Como resultado de estudos na área, estão sendo desenvolvidas novas formas de
utilização dos soros, aumentando o seu potencial de utilização, seja através da obtenção de graus mais elevados de purificação, da redução de custos ou do aumento do prazo de armazenamento, como os produtos liofilizados. Uma pequena parcela de indivíduos tratados com os soros de origem eqüina torna-se hipersensível a certos componentes desses soros. Para esses casos, o Butantan vem estudando a possibilidade de produção de alguns soros a partir de sangue humano, como o anti-rábico e o anti-tetânico, que também pode ser obtido a partir de mães que foram vacinadas contra o tétano (visando o controle profilático dessa doença em recém-nascidos) já que elas concentram os anticorpos na própria placenta.
Vacinas:
As vacinas contêm agentes infecciosos inativados (vivos, porém atenuados, ou
mortos) ou seus produtos, que induzem a produção de anticorpos pelo próprio organismo por parte da pessoa vacinada, evitando assim a contração de uma patologia. Isso acontece por causa de um mecanismo orgânico chamado "memória celular” ou, como também pode ser conhecida, “memória imunológica”. As células do sistema imunológico são, sobretudo, muito organizadas, tendo cada uma a sua função. Se o organismo entrar em contato com qualquer agente infeccioso, mesmo em um estado atenuado, ele desenvolverá linfócitos especiais (estes chamados de células da memória) que serão capazes de reconhecer esse agente infeccioso. As vacinas diferem dos soros também no seu processo de produção, sendo feitas a partir dos microrganismos inativados ou de suas toxinas, em um processo que envolve: ● Fermentação; ● Detoxificação; ● Cromatografia
Quando a vacina é composta pelo microrganismo inativado, pode ser necessário
aplicar mais doses ao longo da vida, pois sua proteção não é tão forte como a vacina composta por microrganismos vivos atenuados. Alguns exemplos são as vacinas para gripe, poliomielite, hepatite A e raiva.
Vacinas Produzidas por Partes Específicas de
Organismos:
Esta vacina é composta por partes específicas do microrganismo (proteína,
açúcar ou cápsula), chamadas de vacinas subunidades, recombinantes, polissacarídicas e combinadas. Ela também é considerada uma vacina inativada. É usada para proteger de Hepatite B, Coqueluche, HPV (papiloma humano), Herpes Zoster (conhecida popularmente como Cobreiro) e outros.
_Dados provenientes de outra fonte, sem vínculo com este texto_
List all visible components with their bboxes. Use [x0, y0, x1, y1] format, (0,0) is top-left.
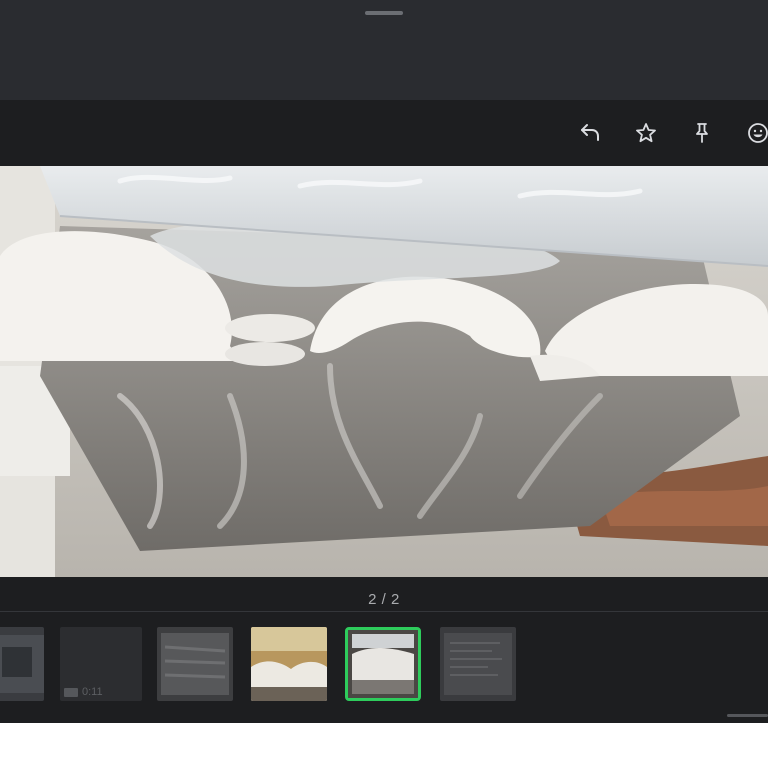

Vacinas Produzidas por Toxóides:
Essa vacina é composta pela toxina (proteína) inativada produzida pelo
microrganismo, isto é: ela não tem capacidade de produzir a doença, mas não perde suas características imunogênicas e antigênicas, estimulando assim o sistema imunológico a produzir defesas contra a doença. Ela também é considerada uma vacina inativada.
Vacinas Produzidas por Ácido Ribonucleico
Mensageiro (mRNA):
As vacinas de mRNA carregam o código genético do vírus que contém as
instruções para que as células do corpo produzam determinadas proteínas que estimulam a resposta imunológica do corpo.